Webinar Follow-Up: Your Top Questions Answered
Thank you to everyone who joined our recent HSA Overview webinar! During the session, we walked through best practices for managing Health Savings Accounts and answered several common—and often tricky—questions about HSA eligibility and contributions.
Q: If I am dual-enrolled in medical plans, one HDHP and one PPO, can I contribute to an HSA?
A: If an employee is covered under both a High Deductible Health Plan (HDHP) and a PPO, their HSA eligibility depends on which plan is primary.
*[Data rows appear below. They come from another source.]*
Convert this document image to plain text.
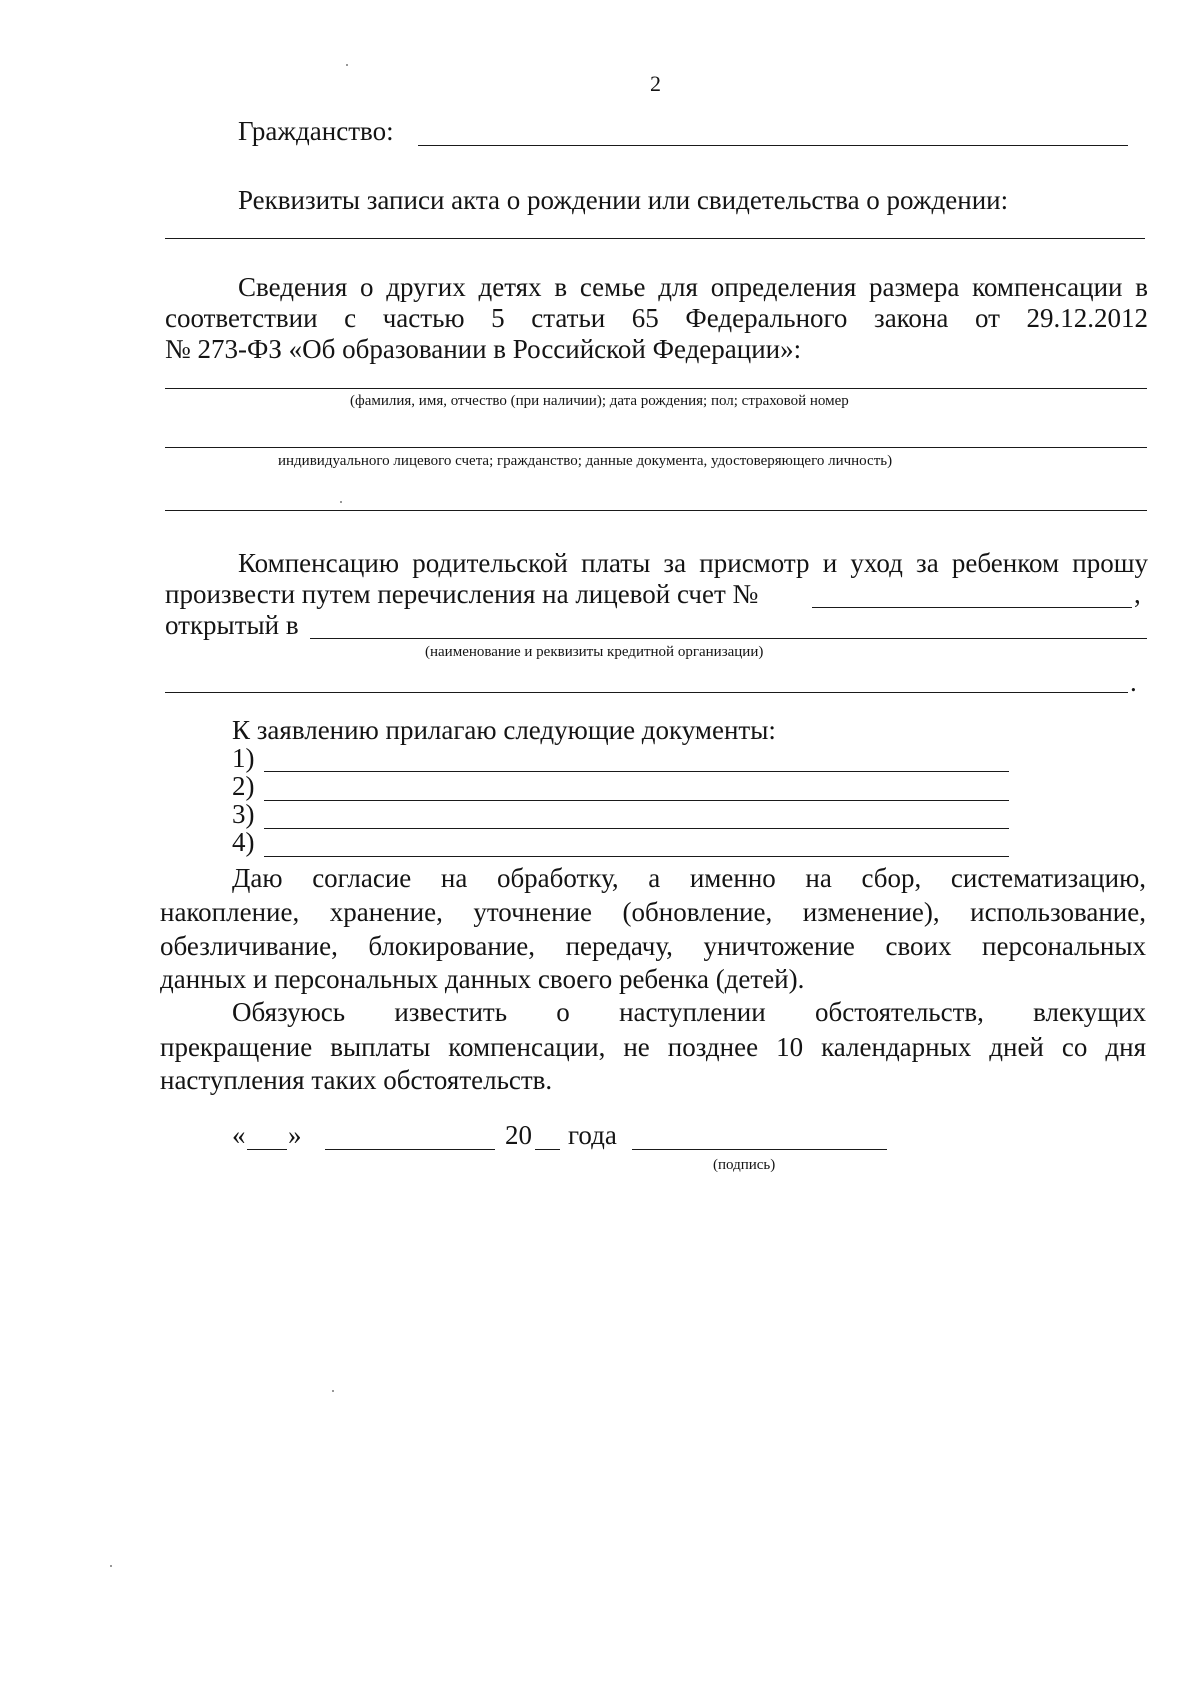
2
Гражданство:
Реквизиты записи акта о рождении или свидетельства о рождении:
Сведения о других детях в семье для определения размера компенсации в
соответствии с частью 5 статьи 65 Федерального закона от 29.12.2012
№ 273-ФЗ «Об образовании в Российской Федерации»:
(фамилия, имя, отчество (при наличии); дата рождения; пол; страховой номер
индивидуального лицевого счета; гражданство; данные документа, удостоверяющего личность)
Компенсацию родительской платы за присмотр и уход за ребенком прошу
произвести путем перечисления на лицевой счет №	,
открытый в
(наименование и реквизиты кредитной организации)
.
К заявлению прилагаю следующие документы:
1)
2)
3)
4)
Даю согласие на обработку, а именно на сбор, систематизацию,
накопление, хранение, уточнение (обновление, изменение), использование,
обезличивание, блокирование, передачу, уничтожение своих персональных
данных и персональных данных своего ребенка (детей).
Обязуюсь известить о наступлении обстоятельств, влекущих
прекращение выплаты компенсации, не позднее 10 календарных дней со дня
наступления таких обстоятельств.
« »	20 года
(подпись)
If the HDHP is primary and the PPO only pays after the HDHP deductible is met, the individual can still contribute to an HSA. However, if the PPO plan pays first or pays out before the HDHP deductible is met, HSA eligibility is lost.
Q: What are the rules with a QSEHRA from a partner's plan and HSA eligibility?
A: The same rules apply: if the QSEHRA pays before the HDHP deductible is met, it disqualifies the participant from contributing to an HSA.
Q: If a spouse is enrolled in an FSA, can the other spouse participate in an HSA?
A: You cannot enroll in an HSA if your spouse is enrolled in a general-purpose Health Flexible Spending Account (FSA) because the FSA is considered disqualifying "other health coverage."
Q: If a pay date is late in December, do we need to stop all contributions to avoid incorrect W-2s for the calendar year, or should we add the final contributions to the prior paycheck?
A: To ensure accurate W-2 reporting, you should time your contributions so that your HSA deposits are processed within December, typically allowing three to five business days for funding. If there's any uncertainty, we recommend reaching out to your Client Relationship Manager in advance to ensure your contributions are recorded in the correct tax year.